I’m very nearly ready to do a before and after update of my bedroom. You can see a few new additions in this photo, but I’m waiting on one more arrival, and then I’ll be ready to do a post to give you the full scope of how far this room has come! (Spoiler alert: VERY FAR)
In the meantime, I wanted to talk through some tips for framing artwork because I just framed my Debbie Carlos sheep photo and I know how off-putting and expensive the framing process can be. Let’s talk through it…
This print is very big, and not a standard size so going to Ikea, Habitat, or some similar place to get a pre-made frame was out of the question for this piece. I have purchased the Ribba frame from Ikea for the Cocoa Eyes print in my living room, and it’s okay quality. You can’t ask for much more that that for £12. You will have fewer options than a fully bespoke framing job, but if your artwork is a standard size, it can greatly simplify your framing process by using pre-made frames. Tip #1: To save time and money, use pre-made frames where possible.
I already mentioned that my print is not standard-sized and is also massive, so what then? As an interim measure, I DIYed these hangers to hold my print– you can see it in the left-hand image just above. This is a cute (and cheap) way to display prints, but turned out not to be the best option for this print because it’s too large. I had to Blu Tack the corners down at the top because they flapped down otherwise. This DIY is better suited to a smaller print that’s closer to the width of the hanger. A similar interim trick is to use metal clips on the corners to hold the print to the wall (again, a trick I’ve used in my living room). Just be sure that you put some kind of padding between the clips and the paper so it doesn’t leave marks. I used a folded piece of cardboard. Tip #2: If you can’t afford a frame yet, use clips and DIY tricks.
If you buy your artwork online from someone like Society 6, Easyart, or Art.com, they have the option to frame your artwork right there– should you do that? I think so, yes. If the print is not a standard size and you know that you want to have it framed, I would suggest using that service if you have the money right then. Society 6 has limited, but modern framing options, and Easyart and Art.com both have a plethora of frames to choose from. You’ll be hard-pressed to get your print framed at a cheaper price if it’s not a standard size. Framers can be hard to find these days, and the prices can shock you out of your socks. These companies are able to give you slightly better prices due to volume.
I bought the frame for my Debbie Carlos photo from a site I discovered, eFrame.co.uk. They function a lot like the services that these art sites provide, so if you already have your artwork, you can use this site to get your frame and mount online. I discovered this site over a year ago when I was looking for an odd-sized frame and I bookmarked it to try later because the prices were so good! You can create custom frames in almost any kind of style you can dream up. This frame is around 36″x48″ and was only £65. It’s done to my exact needs, down to the millimeter, and I can tell you that I’ve been quoted more than that for smaller prints in framing shops. Framing can be expensive, so you have to think smart. Tip #3: Take advantage of online framing resources.

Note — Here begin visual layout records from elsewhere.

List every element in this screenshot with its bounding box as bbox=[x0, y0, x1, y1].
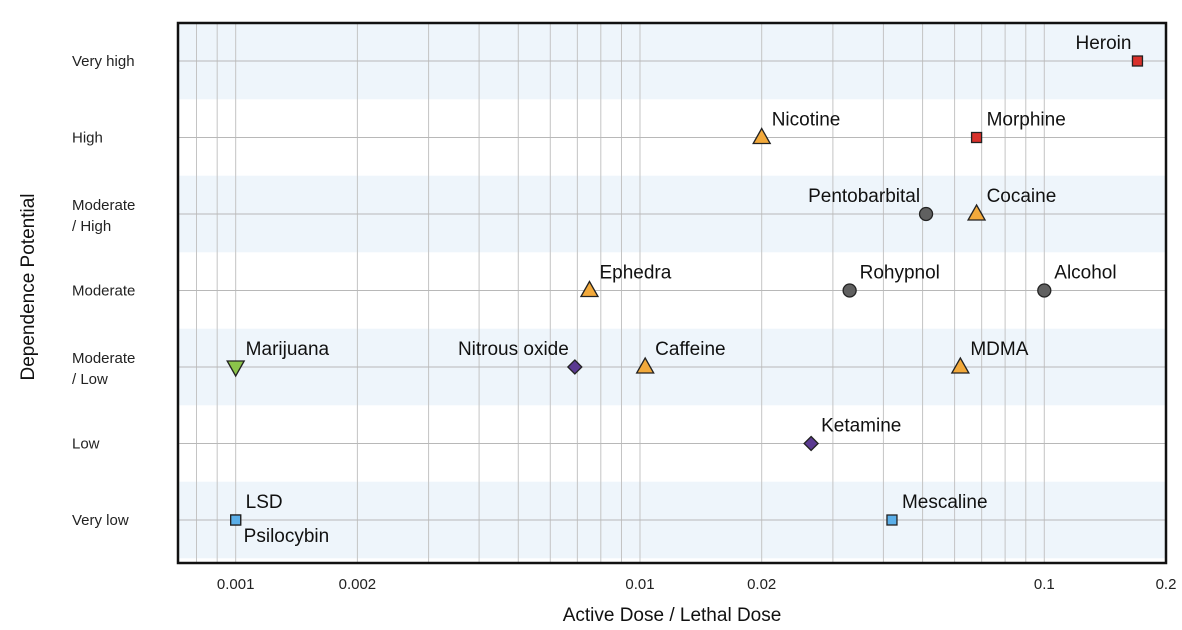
point-label: Cocaine bbox=[987, 186, 1057, 207]
data-point bbox=[752, 127, 772, 145]
data-point bbox=[579, 280, 600, 298]
point-label: Ketamine bbox=[821, 416, 901, 437]
x-tick-label: 0.002 bbox=[339, 576, 377, 593]
data-point bbox=[226, 360, 246, 378]
y-tick-label: Moderate bbox=[72, 283, 135, 300]
x-tick-label: 0.02 bbox=[747, 576, 776, 593]
data-point bbox=[918, 206, 934, 222]
data-point bbox=[970, 131, 983, 144]
x-tick-label: 0.01 bbox=[625, 576, 654, 593]
point-label: Mescaline bbox=[902, 492, 988, 513]
point-label: Psilocybin bbox=[244, 526, 330, 547]
y-axis-title: Dependence Potential bbox=[18, 194, 39, 381]
x-tick-label: 0.1 bbox=[1034, 576, 1055, 593]
point-label: MDMA bbox=[970, 339, 1028, 360]
point-label: Nitrous oxide bbox=[458, 339, 569, 360]
point-label: Heroin bbox=[1075, 33, 1131, 54]
x-axis-title: Active Dose / Lethal Dose bbox=[563, 605, 782, 626]
point-label: Ephedra bbox=[599, 263, 671, 284]
plot-frame bbox=[176, 21, 1168, 565]
data-point bbox=[230, 514, 242, 526]
point-label: LSD bbox=[246, 492, 283, 513]
point-label: Nicotine bbox=[772, 110, 841, 131]
y-tick-label: Very high bbox=[72, 53, 135, 70]
data-point bbox=[566, 359, 583, 375]
data-points bbox=[226, 55, 1144, 526]
point-label: Morphine bbox=[987, 110, 1066, 131]
point-label: Marijuana bbox=[246, 339, 330, 360]
y-tick-label: / Low bbox=[72, 371, 108, 388]
y-tick-label: Very low bbox=[72, 512, 129, 529]
point-label: Caffeine bbox=[655, 339, 725, 360]
y-tick-label: Moderate bbox=[72, 350, 135, 367]
x-tick-label: 0.001 bbox=[217, 576, 255, 593]
point-label: Pentobarbital bbox=[808, 186, 920, 207]
data-point bbox=[842, 283, 857, 298]
data-point bbox=[635, 356, 655, 374]
data-point bbox=[803, 435, 820, 452]
y-tick-label: High bbox=[72, 130, 103, 147]
point-labels: Heroin Morphine Nicotine Pentobarbital Cocai… bbox=[244, 33, 1132, 547]
y-tick-label: Low bbox=[72, 436, 100, 453]
y-tick-labels: Very low Low Moderate / Low Moderate Moderate… bbox=[72, 53, 135, 529]
data-point bbox=[966, 203, 987, 221]
y-tick-label: / High bbox=[72, 218, 111, 235]
x-tick-labels: 0.001 0.002 0.01 0.02 0.1 0.2 bbox=[217, 576, 1177, 593]
data-point bbox=[1131, 55, 1144, 67]
x-tick-label: 0.2 bbox=[1156, 576, 1177, 593]
y-tick-label: Moderate bbox=[72, 197, 135, 214]
data-point bbox=[886, 514, 898, 526]
point-label: Alcohol bbox=[1054, 263, 1116, 284]
grid-lines bbox=[178, 23, 1167, 563]
data-point bbox=[1037, 283, 1052, 298]
data-point bbox=[950, 356, 970, 374]
point-label: Rohypnol bbox=[860, 263, 940, 284]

I’ll just leave you with one more tip on this subject, but I’m thinking that I should maybe do another post on how to choose a frame style. Okay, last tip…
Tip #4: Do you really want that mount? Typically, people will get a mount and a frame. The mount is an additional expense, and will also add to the cost of your frame because it will need to be bigger to accommodate it. In my mind, mounts are a less contemporary look, so when I frame art I tend to go for a simple frame and no mount. That’s what I like stylistically, but if you’re trying to find a way to cut down framing costs, you may want to ask yourself if you really need that mount.
What are some of your tips for framing art in an affordable way?